Over the period, house resale median gains were $370,000, compared to $173,000 for units. The difference in losses was also greater for units (-$36,000) compared to house resales (-$29,400).
According to Ms Owen, a surge in apartment construction activity between 2012 and 2017 was one factor that contributed to the lower rate of profitability among unit sales.
She further explained the downward trend, stating that macro-prudential changes to investment and interest-only lending conditions triggered a decline in investment demand for units between 2014 and 2017.
This turn of events, the expert said, compounded with nominal losses in inner-city markets where the majority of unit development had been concentrated.

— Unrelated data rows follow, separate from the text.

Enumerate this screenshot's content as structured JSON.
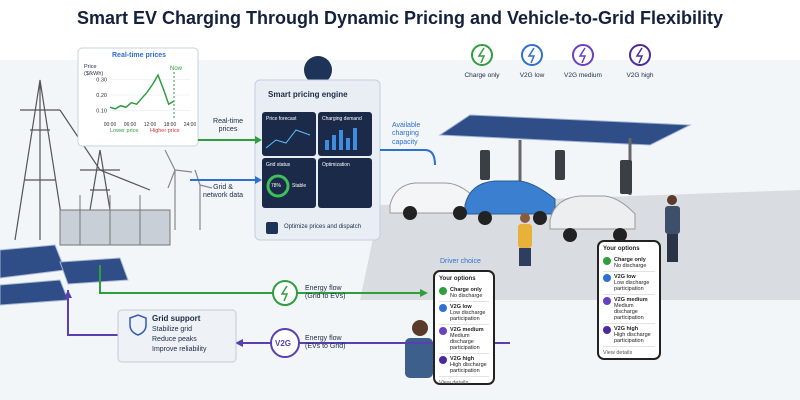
{
  "title": "Smart EV Charging Through Dynamic Pricing and Vehicle-to-Grid Flexibility",
  "price_panel": {
    "title": "Real-time prices",
    "y_label": "Price ($/kWh)",
    "now_label": "Now",
    "ylim": [
      0.05,
      0.35
    ],
    "yticks": [
      {
        "value": 0.3,
        "label": "0.30"
      },
      {
        "value": 0.2,
        "label": "0.20"
      },
      {
        "value": 0.1,
        "label": "0.10"
      }
    ],
    "xticks": [
      "00:00",
      "06:00",
      "12:00",
      "18:00",
      "24:00"
    ],
    "values": [
      0.12,
      0.11,
      0.13,
      0.12,
      0.15,
      0.14,
      0.18,
      0.22,
      0.27,
      0.33,
      0.24,
      0.14,
      0.16
    ],
    "legend": [
      "Lower price",
      "Higher price"
    ]
  },
  "engine": {
    "title": "Smart pricing engine",
    "tiles": [
      "Price forecast",
      "Charging demand",
      "Grid status",
      "Optimization"
    ],
    "gauge": "78%",
    "status": "Stable",
    "footer": "Optimize prices and dispatch"
  },
  "flows": {
    "realtime": "Real-time prices",
    "grid_data": "Grid & network data",
    "capacity": "Available charging capacity",
    "grid_to_ev": "Energy flow (Grid to EVs)",
    "ev_to_grid": "Energy flow (EVs to Grid)",
    "v2g_badge": "V2G"
  },
  "modes": [
    {
      "name": "Charge only",
      "detail": "No discharge",
      "color": "#2e9e3e"
    },
    {
      "name": "V2G low",
      "detail": "Low discharge participation",
      "color": "#2f6fd1"
    },
    {
      "name": "V2G medium",
      "detail": "Medium discharge participation",
      "color": "#6a3fc1"
    },
    {
      "name": "V2G high",
      "detail": "High discharge participation",
      "color": "#4b2a9e"
    }
  ],
  "grid_support": {
    "title": "Grid support",
    "items": [
      "Stabilize grid",
      "Reduce peaks",
      "Improve reliability"
    ]
  },
  "driver_choice": "Driver choice",
  "phone": {
    "header": "Your options",
    "footer": "View details"
  }
}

Hold periods to play a major role in resale profits
With the price declines across the market signalling the higher probability of loss-making resales in the coming months, Ms Owen says the hold periods will continue to play an “important role” for resellers.
Nationally, the median hold period for profit-making resales stood at nine years during the latest quarter, longer than the 8.8 years typical hold period for resold properties in the December 2021 quarter.
“As has been consistent with previous reports, higher hold periods have typically yielded higher nominal capital gains from resale,” Ms Owen noted.
For properties that were held for a period of 30 years or more, resales resulted in median gains of $781,750, according to CoreLogic.
However, CoreLogic also reported that properties held for a minimum two-year period also raked in an average of $170,000 when resold, indicating that hold periods have a weak inverse relationship with capital growth rates.
But Ms Owen stated that as the market values continue to retreat, more owners may be incentivised to hold for longer in order to cash in on their long-term gains.